Sunday, January 29, 2012

What We Forget

When you live by the water.... if you're not careful... the sound of it can become so ingrained, that it's ignored. Maybe like the wind in the trees. Or birdsong.

Or, three times a day you can walk down the steps... faced with a vast sea of blue, or brown or gray and not see it... besieged as you are by daily minutiae... jaded as you are because, well... it's always there.

And then some nights... most, really... while in bed, you find yourself rocked by the moonlit view and the rhythm.

................

Tonight I was walking Meander. It was late enough for the neighborhood to be quiet, and I wasn't paying attention to more than my own thoughts.

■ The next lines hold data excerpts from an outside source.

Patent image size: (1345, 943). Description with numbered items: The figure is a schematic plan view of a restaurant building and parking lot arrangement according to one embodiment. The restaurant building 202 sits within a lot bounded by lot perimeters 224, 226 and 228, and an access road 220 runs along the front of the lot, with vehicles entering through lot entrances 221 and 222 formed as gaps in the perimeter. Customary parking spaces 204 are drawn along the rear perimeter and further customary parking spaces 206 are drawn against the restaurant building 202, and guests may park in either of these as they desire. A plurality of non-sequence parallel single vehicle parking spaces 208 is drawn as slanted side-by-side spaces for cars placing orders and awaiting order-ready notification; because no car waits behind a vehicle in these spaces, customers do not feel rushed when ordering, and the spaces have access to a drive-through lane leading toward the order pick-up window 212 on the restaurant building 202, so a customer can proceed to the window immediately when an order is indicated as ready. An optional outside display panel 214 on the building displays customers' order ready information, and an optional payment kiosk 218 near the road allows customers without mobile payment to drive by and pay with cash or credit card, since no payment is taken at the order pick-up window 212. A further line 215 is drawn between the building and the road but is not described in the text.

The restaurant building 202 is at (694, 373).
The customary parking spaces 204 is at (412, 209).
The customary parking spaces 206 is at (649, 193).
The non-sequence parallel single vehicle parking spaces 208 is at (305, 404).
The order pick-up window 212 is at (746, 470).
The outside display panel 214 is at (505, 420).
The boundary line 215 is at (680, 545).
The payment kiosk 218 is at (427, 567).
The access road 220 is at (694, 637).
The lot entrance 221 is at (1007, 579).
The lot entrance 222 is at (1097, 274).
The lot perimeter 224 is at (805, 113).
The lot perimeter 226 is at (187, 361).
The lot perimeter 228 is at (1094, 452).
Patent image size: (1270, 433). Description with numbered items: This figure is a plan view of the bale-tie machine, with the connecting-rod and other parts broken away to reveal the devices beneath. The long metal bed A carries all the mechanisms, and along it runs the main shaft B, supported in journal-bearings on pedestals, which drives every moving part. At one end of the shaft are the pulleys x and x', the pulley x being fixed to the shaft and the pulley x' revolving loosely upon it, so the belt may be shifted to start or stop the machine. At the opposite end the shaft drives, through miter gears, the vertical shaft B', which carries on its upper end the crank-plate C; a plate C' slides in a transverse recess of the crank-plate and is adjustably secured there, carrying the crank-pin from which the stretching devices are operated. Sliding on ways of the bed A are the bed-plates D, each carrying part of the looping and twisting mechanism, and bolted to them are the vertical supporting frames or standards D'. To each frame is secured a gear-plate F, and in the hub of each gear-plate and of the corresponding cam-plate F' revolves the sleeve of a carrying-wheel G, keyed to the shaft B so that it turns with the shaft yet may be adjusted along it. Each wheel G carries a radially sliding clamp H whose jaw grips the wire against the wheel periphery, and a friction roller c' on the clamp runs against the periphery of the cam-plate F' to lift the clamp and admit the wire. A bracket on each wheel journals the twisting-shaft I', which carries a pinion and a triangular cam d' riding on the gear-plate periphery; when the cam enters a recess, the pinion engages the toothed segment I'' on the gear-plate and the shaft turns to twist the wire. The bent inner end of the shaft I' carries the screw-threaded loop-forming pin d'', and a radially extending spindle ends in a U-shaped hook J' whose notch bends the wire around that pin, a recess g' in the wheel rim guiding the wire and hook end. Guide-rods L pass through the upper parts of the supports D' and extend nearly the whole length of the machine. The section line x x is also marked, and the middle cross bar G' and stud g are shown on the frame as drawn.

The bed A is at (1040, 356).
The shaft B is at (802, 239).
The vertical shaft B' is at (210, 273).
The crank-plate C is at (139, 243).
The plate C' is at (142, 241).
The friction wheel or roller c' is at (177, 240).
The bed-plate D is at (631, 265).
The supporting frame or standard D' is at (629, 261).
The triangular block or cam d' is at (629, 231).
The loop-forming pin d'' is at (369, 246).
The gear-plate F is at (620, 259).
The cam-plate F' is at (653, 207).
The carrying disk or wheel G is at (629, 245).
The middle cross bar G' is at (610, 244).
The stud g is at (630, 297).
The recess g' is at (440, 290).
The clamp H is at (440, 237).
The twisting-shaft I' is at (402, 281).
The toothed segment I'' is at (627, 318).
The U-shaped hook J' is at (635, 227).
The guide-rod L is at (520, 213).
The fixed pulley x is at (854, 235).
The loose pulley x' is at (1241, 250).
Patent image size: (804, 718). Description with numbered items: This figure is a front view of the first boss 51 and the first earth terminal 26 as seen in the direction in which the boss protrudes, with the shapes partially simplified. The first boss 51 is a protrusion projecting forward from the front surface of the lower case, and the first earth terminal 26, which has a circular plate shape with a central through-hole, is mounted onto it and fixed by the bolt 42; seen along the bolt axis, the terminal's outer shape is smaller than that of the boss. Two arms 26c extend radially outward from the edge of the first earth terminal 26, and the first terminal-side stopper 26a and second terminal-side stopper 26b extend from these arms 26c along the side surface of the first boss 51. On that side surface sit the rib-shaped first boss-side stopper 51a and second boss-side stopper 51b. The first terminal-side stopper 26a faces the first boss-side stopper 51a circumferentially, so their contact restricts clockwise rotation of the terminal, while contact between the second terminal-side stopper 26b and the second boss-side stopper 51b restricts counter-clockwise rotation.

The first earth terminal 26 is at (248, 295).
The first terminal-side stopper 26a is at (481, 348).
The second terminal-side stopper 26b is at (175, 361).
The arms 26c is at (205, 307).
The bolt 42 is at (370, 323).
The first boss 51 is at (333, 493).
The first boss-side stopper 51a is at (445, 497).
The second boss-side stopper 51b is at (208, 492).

And then there was a familiar sound that made me stop. A slow, triple 'shish'... 'shish'.... 'shish' -long pause, and then the heavy heaving of a large wave upon the rocks. Repeat. Repeat. Repeat.

I have wanted to forget because it's just too painful not being with the water. For the most part, I have. But hearing that tonight? I don't know if it was joy or anguish.

Bittersweet is too small a word.

1 comment:

  1. Bittersweet is too small a word…absolutely, because sometimes the emotional range is indeed looping between joy and anguish, a far wider gamut, which both cuts deeper and liftes higher. Well then, just forget? Good luck, it has certainly never worked for me. At best all I've ever managed is to set myself up to be suddenly overwhelmed at some future moment. The heart never abides by the imposition of logic any more than the wind cares whether or not you're wearing a coat. The ancient rhythm of the big lake has merged into your own pulse—and like it or not, you're hereafter joined forever.